Stratejik bir maçtı
İlk devrenin bitimine iki hafta kala, ligin bir çok takımını ilgilendiren Cihangir-Yenicami karşılaşması soğuk bir havada ve ağır bir zeminde oynandı. Maça futbolseverin ilgisi beklenenin altındaydı.
Bu karşılaşmadan çıkacak sonuç, ya Yenicami’yi zirvede yalnız bırakacaktı, ya da en az beş, altı takımı, zirve yarışında iddialı konuma getirecekti. Üç puanlık sistemde her an her şey olabilir düşüncesinden hareket edersek, altı veya dokuz puanlık farkın pek de büyük bir fark olduğunu söyleyemeyiz.
Genel olarak spor kamuoyunun bu maç için beklentisi, Yenicami’nin, Cihangir karşısında puan kaybetmesi ve ligdeki heyecan sezon sonuna kadar ve devam etmesi şeklindeydi. Bir çok takımın şampiyonluk yarışında iddialı olabilmesi için, liderle puan farkının açılmaması gerekiyordu. Maçın sonucu da öyle oldu ve Yenicami en yakın takipçisi GAÜ Çetinkaya’dan sekiz puanlık farkı altı puan düşürerek iddiasını artırmış oldu.
Düşünün bir kere, Yenicami cihangir maçından galip ayrılmış olsaydı, ikinci devre, özellikle ne küme düşme tehlikesi, ne de şampiyonlukta iddiası olmayan takımlar için futbol anlamını yitirmiş olacaktı.
Tabi bütün bunlar varsayımlar üzerine yapılan tartışmalardı. Esas olan, lider Yenicami’nin dün Cihangir karşısında ne yaptığıydı. Dün Yenicami galip gelmek için hiçbir şey yapmadı. Ne organize bir atak geliştirebildi, ne de pozisyon bulabildi.
Oyun tam bir strateji maçıydı. Her iki takım da kazanmayı istediği gibi mağlup olmamayı da hesaplıyordu. Bu nedenle savunma tedbirini elden bıramadan mücadele ettiler ve oyun daha çok orta alanda mücadele şekline dönüştü.
Cihangir, gol kırallığında iddialı formunda oyuncusu John'u Salih Say ve Burak ile kontrol altına aldı. İlk toplara müdahale ederek John'un pozisyon bulmasını engellediler. Zaten Yenicami orta sahasında oyun kurucu özelliğinde futbolcusu olmadığı için, John'a beklenen toplar servis yapılamadı ve Yenicami’nin en önemli gol ayağı oyundan kopmuş oldu. Burada şimdi yine Hascan’dan söz etmem gerekecek. Evet, Yenicami’de oyunu yönlendirecek yaratıcı özellikte Hascan gibi bir oyuncu yok. Bir çok maçta oyuna girip oyunun kaderini değiştiren Hascan gibi bir oyuncusu kadro derinliği olmasına rağmen yok. Bunun olumsuzluklarını eğer Hascan gibi oyun kurucu takıma alınmazsa daha çok yaşayacaklardır.

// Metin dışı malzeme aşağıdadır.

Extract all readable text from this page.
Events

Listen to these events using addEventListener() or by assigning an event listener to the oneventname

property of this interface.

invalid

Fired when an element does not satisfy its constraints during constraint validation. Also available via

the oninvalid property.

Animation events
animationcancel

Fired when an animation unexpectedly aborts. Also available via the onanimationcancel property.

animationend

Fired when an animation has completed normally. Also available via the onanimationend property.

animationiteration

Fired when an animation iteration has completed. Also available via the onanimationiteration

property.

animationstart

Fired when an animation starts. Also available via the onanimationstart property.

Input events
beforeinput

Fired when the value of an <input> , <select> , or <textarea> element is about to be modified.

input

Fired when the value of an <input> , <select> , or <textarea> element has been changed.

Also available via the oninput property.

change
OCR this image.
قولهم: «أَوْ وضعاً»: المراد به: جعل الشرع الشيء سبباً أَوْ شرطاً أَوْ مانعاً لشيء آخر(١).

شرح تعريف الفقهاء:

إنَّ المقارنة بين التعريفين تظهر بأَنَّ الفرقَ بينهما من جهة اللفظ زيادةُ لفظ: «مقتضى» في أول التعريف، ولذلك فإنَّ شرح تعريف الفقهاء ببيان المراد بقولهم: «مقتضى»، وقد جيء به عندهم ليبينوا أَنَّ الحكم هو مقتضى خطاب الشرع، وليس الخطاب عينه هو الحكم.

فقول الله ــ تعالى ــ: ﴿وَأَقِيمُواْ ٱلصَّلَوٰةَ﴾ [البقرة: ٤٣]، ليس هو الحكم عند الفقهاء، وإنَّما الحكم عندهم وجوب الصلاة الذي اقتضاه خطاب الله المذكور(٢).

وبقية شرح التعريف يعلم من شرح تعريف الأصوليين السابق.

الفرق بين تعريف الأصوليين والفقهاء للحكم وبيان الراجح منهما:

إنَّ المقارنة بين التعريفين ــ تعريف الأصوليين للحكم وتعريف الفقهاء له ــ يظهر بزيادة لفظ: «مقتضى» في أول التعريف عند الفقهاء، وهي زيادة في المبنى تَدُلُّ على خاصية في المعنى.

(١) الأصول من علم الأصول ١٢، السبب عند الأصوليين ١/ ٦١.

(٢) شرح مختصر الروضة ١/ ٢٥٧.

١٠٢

Bu maçta Cihangir'in dezavantajı kadro derinliğinin Yenicami kadar geniş olmamasıydı. Ancak Yenicami’nin derinliği vardı fakat oyunun kaderini değiştirecek oyuncusu yoktu.
Bir çok maçta Hascan’ın oyuna girmesi ile takımın hücum gücünün olumlu yönde ileriye taşıdığına çok şahit olduk. Ama dünkü maçta bu özellikte oyuncusu olmadığı için, Yenicami tüm hamlelerine rağmen maçın seyrini değiştiremedi.
Doksan dakikada Yenicami’nin akılda kalan tek posisyonu vardı. O da John'un 69’uncu dakikada kale direğine nişanladığı toptu. Oyun gelende orta saha mücadelesi ve top kayıpları şeklinde geçti. Sahanın ağır olması iyi futbol oynanmasını etkilemiştir.
Maçın hakemi Fehim Dayı iyi bir maç yönetti. Oyunda tartışılacak tek pozisyon, Halil Turan'ın yüzde yüz ofsayt pozisyonunda yardımcı hakemin bayrak kaldırmamasıydı. İyi ki bu pozisyon gol olmadı yoksa bu ofsayt, bir çok tartışmaları da beraberinde getirecekti.
Oyunun gerçek hakkı beraberlikti. Futbol adına tatmin olmamama rağmen sahadaki mücadeleden memnun olduğumu belirtmek isterim.